Gabriel Zucman est économiste à l’Université de Berkeley, co-fondateur de la World Inequality Database, spécialiste des questions de redistribution et d’évasion fiscale. Ses travaux sont reconnus mondialement et ses idées inspirent de nombreux acteurs de la société civile et des personnalités politiques et ouvrent la voie vers une société plus juste…
Regards croisés sur l’économie : Quelles grandes transformations contemporaines observe-t-on dans la répartition de l’argent, entre les citoyens, entre les pays, entre les institutions et entre les gouvernements ?
Gabriel Zucman : Le grand changement c’est l’augmentation des inégalités de fortune, qui est un phénomène qu’on observe dans la plupart des pays à un rythme différent, plus fort et plus rapide aux États-Unis, un peu plus lent en Europe continentale, extrêmement fort et extrêmement rapide dans un certain nombre de pays ex-communistes tels que la Russie ou la Chine, qui sont en transition vers l’économie de marché.
C’est une rupture fondamentale par rapport aux décennies d’après-guerre où les inégalités de patrimoine avaient atteint un niveau historiquement bas.
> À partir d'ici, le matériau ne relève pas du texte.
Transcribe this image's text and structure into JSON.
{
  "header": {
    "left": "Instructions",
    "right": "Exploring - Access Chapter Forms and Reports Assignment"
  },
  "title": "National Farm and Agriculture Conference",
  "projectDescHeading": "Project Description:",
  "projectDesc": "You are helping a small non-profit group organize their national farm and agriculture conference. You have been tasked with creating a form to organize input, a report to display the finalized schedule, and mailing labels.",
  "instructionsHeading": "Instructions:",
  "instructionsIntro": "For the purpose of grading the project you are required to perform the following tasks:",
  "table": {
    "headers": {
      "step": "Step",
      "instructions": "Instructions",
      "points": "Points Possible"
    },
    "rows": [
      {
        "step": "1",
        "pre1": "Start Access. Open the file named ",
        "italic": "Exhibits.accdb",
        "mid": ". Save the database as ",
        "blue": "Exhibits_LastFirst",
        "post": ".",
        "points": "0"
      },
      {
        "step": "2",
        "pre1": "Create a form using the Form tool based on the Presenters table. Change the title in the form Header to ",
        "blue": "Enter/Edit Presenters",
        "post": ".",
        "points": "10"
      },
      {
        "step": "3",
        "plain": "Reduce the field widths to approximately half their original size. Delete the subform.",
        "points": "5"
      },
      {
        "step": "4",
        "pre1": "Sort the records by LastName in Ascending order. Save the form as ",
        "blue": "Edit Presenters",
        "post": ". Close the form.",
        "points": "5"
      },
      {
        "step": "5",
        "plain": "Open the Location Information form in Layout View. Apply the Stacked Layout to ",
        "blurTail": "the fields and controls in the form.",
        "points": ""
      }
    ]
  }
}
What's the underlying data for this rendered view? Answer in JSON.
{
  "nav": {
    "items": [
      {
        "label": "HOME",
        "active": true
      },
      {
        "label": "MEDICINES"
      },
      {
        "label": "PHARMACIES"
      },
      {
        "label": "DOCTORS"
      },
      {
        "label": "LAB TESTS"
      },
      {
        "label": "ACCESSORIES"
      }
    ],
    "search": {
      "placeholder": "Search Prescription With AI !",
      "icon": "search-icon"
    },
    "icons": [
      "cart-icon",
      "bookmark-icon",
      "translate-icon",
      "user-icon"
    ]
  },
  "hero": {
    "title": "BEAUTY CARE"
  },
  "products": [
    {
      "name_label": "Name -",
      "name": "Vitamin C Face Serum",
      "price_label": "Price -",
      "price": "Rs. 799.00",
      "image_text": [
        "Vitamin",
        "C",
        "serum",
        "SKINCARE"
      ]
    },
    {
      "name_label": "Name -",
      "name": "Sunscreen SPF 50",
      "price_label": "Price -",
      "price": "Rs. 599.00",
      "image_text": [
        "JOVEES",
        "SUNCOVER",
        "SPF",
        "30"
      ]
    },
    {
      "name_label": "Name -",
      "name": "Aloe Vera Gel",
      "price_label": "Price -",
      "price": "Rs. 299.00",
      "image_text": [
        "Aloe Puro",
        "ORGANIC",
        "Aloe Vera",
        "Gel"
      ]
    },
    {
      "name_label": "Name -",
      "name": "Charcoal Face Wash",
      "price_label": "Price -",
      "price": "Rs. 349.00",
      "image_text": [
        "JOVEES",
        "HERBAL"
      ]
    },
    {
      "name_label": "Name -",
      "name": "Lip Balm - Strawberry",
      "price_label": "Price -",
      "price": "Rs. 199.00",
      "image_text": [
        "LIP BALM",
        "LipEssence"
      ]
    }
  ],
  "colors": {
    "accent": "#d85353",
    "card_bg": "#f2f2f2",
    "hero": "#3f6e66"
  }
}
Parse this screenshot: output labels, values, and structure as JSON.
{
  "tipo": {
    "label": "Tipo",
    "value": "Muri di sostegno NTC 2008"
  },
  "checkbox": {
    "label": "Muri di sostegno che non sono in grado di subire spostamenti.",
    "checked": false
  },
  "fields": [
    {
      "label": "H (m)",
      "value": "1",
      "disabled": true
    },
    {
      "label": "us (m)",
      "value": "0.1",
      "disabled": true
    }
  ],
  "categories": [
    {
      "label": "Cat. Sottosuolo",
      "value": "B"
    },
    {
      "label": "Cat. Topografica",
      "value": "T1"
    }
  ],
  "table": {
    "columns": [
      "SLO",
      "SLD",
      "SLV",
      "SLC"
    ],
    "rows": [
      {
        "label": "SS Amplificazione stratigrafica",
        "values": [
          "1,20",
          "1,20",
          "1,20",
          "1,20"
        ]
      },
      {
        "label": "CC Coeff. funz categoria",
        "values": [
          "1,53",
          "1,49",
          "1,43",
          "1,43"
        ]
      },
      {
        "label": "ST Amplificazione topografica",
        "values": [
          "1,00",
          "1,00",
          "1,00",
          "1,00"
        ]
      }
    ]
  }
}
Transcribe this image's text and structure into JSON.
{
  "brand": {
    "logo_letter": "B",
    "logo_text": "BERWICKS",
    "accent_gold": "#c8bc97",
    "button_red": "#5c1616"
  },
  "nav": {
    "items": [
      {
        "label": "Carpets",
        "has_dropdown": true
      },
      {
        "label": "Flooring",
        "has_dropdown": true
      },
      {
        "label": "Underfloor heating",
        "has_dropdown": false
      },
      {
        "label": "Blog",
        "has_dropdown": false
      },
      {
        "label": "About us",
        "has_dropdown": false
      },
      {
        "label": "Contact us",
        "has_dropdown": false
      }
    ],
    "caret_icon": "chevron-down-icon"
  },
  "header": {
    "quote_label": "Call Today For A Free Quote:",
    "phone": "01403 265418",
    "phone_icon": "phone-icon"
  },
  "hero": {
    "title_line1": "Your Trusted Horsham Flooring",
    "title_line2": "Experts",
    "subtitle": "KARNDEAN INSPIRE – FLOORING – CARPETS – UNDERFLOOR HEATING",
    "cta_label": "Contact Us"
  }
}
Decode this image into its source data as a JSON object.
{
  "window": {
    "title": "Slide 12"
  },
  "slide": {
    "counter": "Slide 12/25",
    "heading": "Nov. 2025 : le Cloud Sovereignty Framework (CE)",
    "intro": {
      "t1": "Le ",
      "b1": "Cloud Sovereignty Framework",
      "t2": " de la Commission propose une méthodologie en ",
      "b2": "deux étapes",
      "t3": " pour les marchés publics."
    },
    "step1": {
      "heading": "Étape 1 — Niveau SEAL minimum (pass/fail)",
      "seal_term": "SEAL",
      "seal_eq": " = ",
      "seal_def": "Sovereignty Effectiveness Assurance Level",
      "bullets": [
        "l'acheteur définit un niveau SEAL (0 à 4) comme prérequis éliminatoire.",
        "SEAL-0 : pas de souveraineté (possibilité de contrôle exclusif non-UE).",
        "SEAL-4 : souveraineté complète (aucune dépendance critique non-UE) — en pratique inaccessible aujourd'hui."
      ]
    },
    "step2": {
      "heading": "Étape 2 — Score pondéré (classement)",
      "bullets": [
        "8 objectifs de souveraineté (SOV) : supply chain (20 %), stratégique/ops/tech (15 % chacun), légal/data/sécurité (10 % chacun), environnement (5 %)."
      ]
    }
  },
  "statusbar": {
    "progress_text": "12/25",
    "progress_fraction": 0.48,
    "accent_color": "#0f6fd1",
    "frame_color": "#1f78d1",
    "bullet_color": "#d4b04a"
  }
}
Concrètement, les 1 % de ménages les plus fortunés aux États-Unis possèdent 40 % de la richesse privée totale, un niveau quasiment comparable à celui observé au début du XXème siècle, alors qu’ils n’en possédaient que 20 % à la fin des années 1970 et au début des années 1980. Dans le cas de l’Europe continentale, ce n’est pas aussi dramatique : la concentration des patrimoines reste aujourd’hui plus faible que celle observée il y a un siècle pendant la Belle Époque en France ou dans l’Angleterre victorienne du XVIIème siècle. On observe cependant une tendance à la hausse dans les deux cas, ce qui est le premier changement fondamental.